Bringing Collections Together
Updated: Apr 12
When Katarzyna Anna Kapitan and I set about curating a virtual exhibition that would span two museum collections, our challenge was to find a shared approach, a vantage point, or series of questions that could be used to make sense of two museum collections. What's more, Katarzyna specialises in manuscript studies and textual criticism, with a heavy emphasis on saga manuscripts copied after the end of Middle Ages. My own work, which at the time centred on the role of the Middle Ages in planetary place-making, was -- quite literally -- worlds apart. Sure, both of our works examined aspects of the reception of the Scandinavian Middle Ages, but across wildly different periods and geographies. How could we make an exhibition together? How could we bridge the divide between academic research and interpretation in a museums context? And what kind of story could we convey to an interested public?
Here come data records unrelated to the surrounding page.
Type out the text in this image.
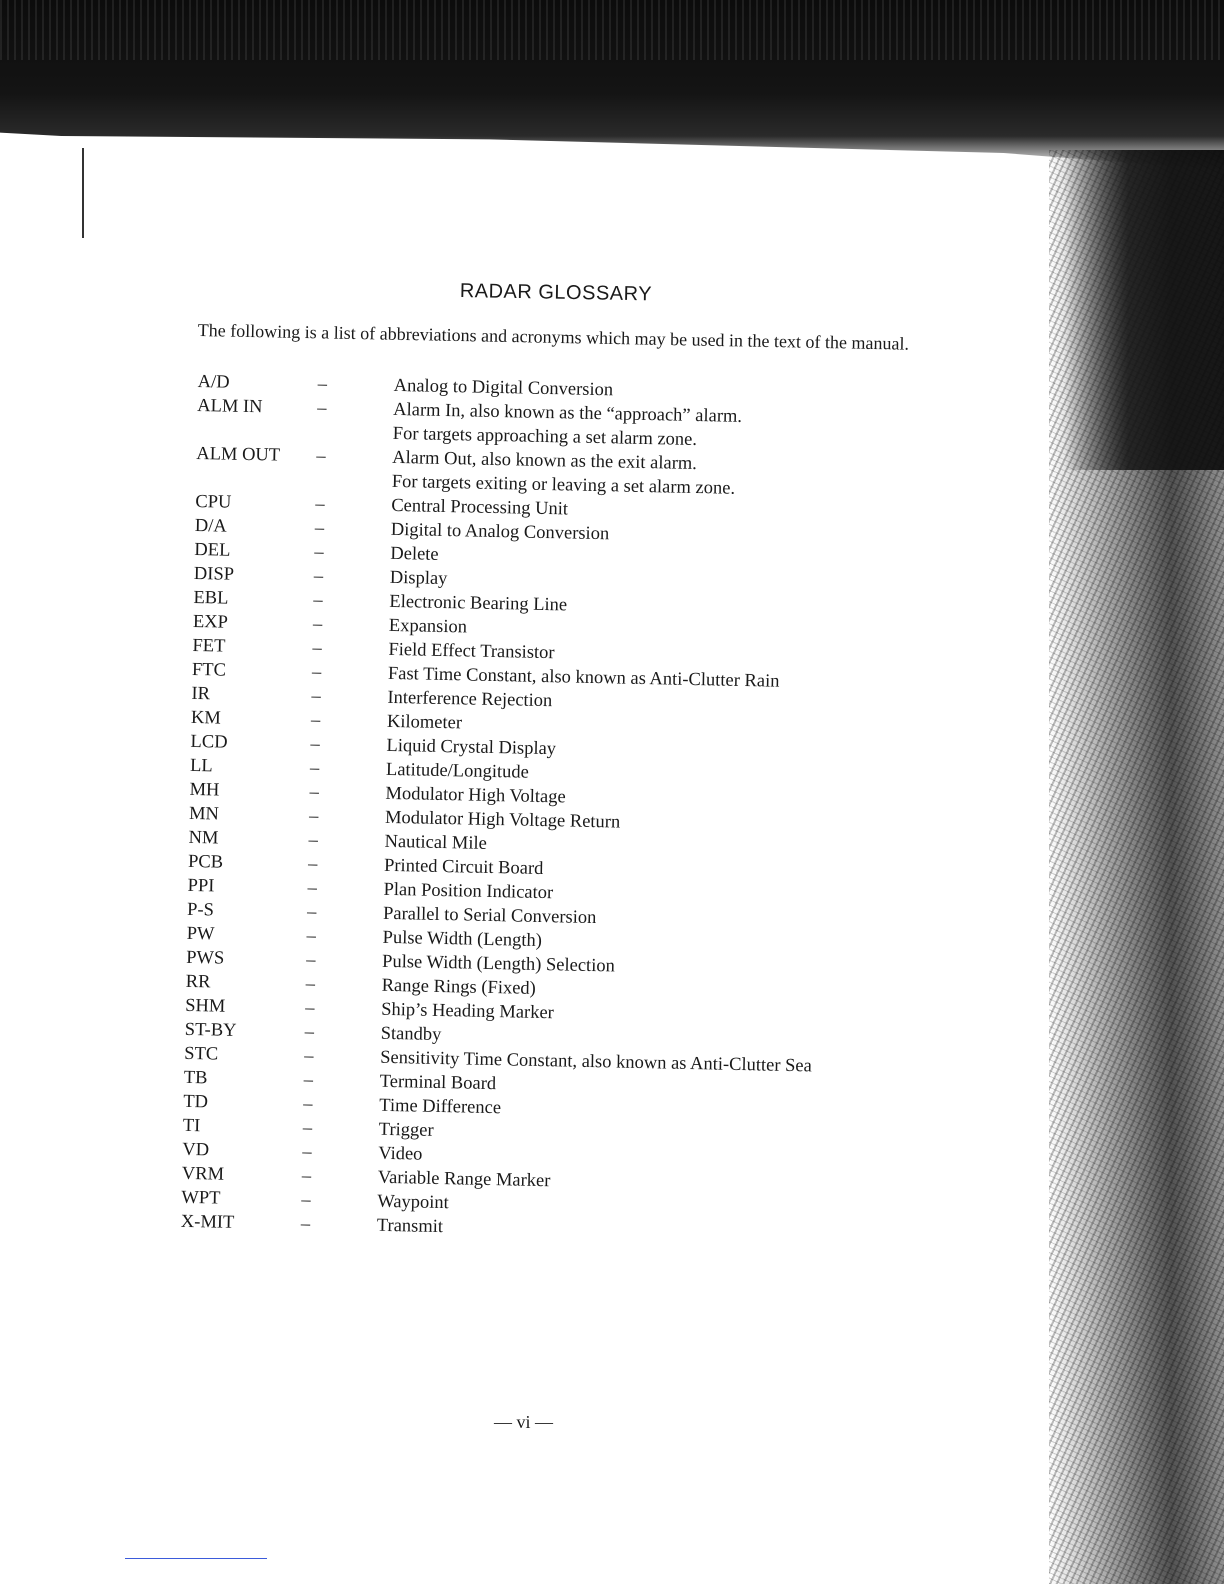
RADAR GLOSSARY
The following is a list of abbreviations and acronyms which may be used in the text of the manual.
A/D	–	Analog to Digital Conversion
ALM IN	–	Alarm In, also known as the “approach” alarm.
For targets approaching a set alarm zone.
ALM OUT	–	Alarm Out, also known as the exit alarm.
For targets exiting or leaving a set alarm zone.
CPU	–	Central Processing Unit
D/A	–	Digital to Analog Conversion
DEL	–	Delete
DISP	–	Display
EBL	–	Electronic Bearing Line
EXP	–	Expansion
FET	–	Field Effect Transistor
FTC	–	Fast Time Constant, also known as Anti-Clutter Rain
IR	–	Interference Rejection
KM	–	Kilometer
LCD	–	Liquid Crystal Display
LL	–	Latitude/Longitude
MH	–	Modulator High Voltage
MN	–	Modulator High Voltage Return
NM	–	Nautical Mile
PCB	–	Printed Circuit Board
PPI	–	Plan Position Indicator
P-S	–	Parallel to Serial Conversion
PW	–	Pulse Width (Length)
PWS	–	Pulse Width (Length) Selection
RR	–	Range Rings (Fixed)
SHM	–	Ship’s Heading Marker
ST-BY	–	Standby
STC	–	Sensitivity Time Constant, also known as Anti-Clutter Sea
TB	–	Terminal Board
TD	–	Time Difference
TI	–	Trigger
VD	–	Video
VRM	–	Variable Range Marker
WPT	–	Waypoint
X-MIT	–	Transmit
— vi —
Our solution was Writing Histories and Writing Futures, which we conceptualised as the paired wings of a single exhibition. Writing Histories would examine the awakening of scholarly interest in Old Norse literature, and its early use in writing the histories of the Scandinavian nations. Writing Futures would examine the use of the same cultural artefacts in imagining the future of the human presence in space. These two wings focalise the same central objects -- nineteenth-century artworks, antiquarian books, Viking-Age and medieval artefacts -- and, at the simplest level, examine how they have been used by people to think about their national identities, and to present themselves as they would like to be seen.
As an introduction to these paired galleries, we decided to curate a series of paired objects that would, through a little storytelling, introduce the reception of the Scandinavian Middle Ages to an interested public. Paired Objects comprises six object pairings, bringing together an item from The Museum of National History at Frederiksborg Castle, Denmark, and an item from the National Museum of Iceland. Rather than present pairings based straightforwardly on the objects' provenance, or lines of direct influence, we aimed to combine items more creatively, the better to tell stories about Viking and medieval traditions and the modern artistic movements (in the visual arts, poetry, costume, and politics) they inspired.
Lorenz Frølich's Creation of Sjælland (1880-1881), Det Nationalhistoriske Museum, Frederiksborg Slot
For example, we pair Lorenz Frølich's ceiling painting at Frederiksborg Castle depicting the Creation of Sjælland (1880-1881), with a medieval plough from the Álftanes peninsula in Iceland. This pairing enables us to tell a story about settlement traditions in medieval Iceland, and the relationship between landscape and story. In pairing Niels Anker Lund's Holmgangen på Samsø (1872), and a Viking-Age sword from Kaldárhöfði in Iceland, we tell a story about weapons and their burial contexts. These object pairings enable us to bridge two important and complementary collections, while introducing themes in research and collections that are developed in the more focussed exhibitions that follow.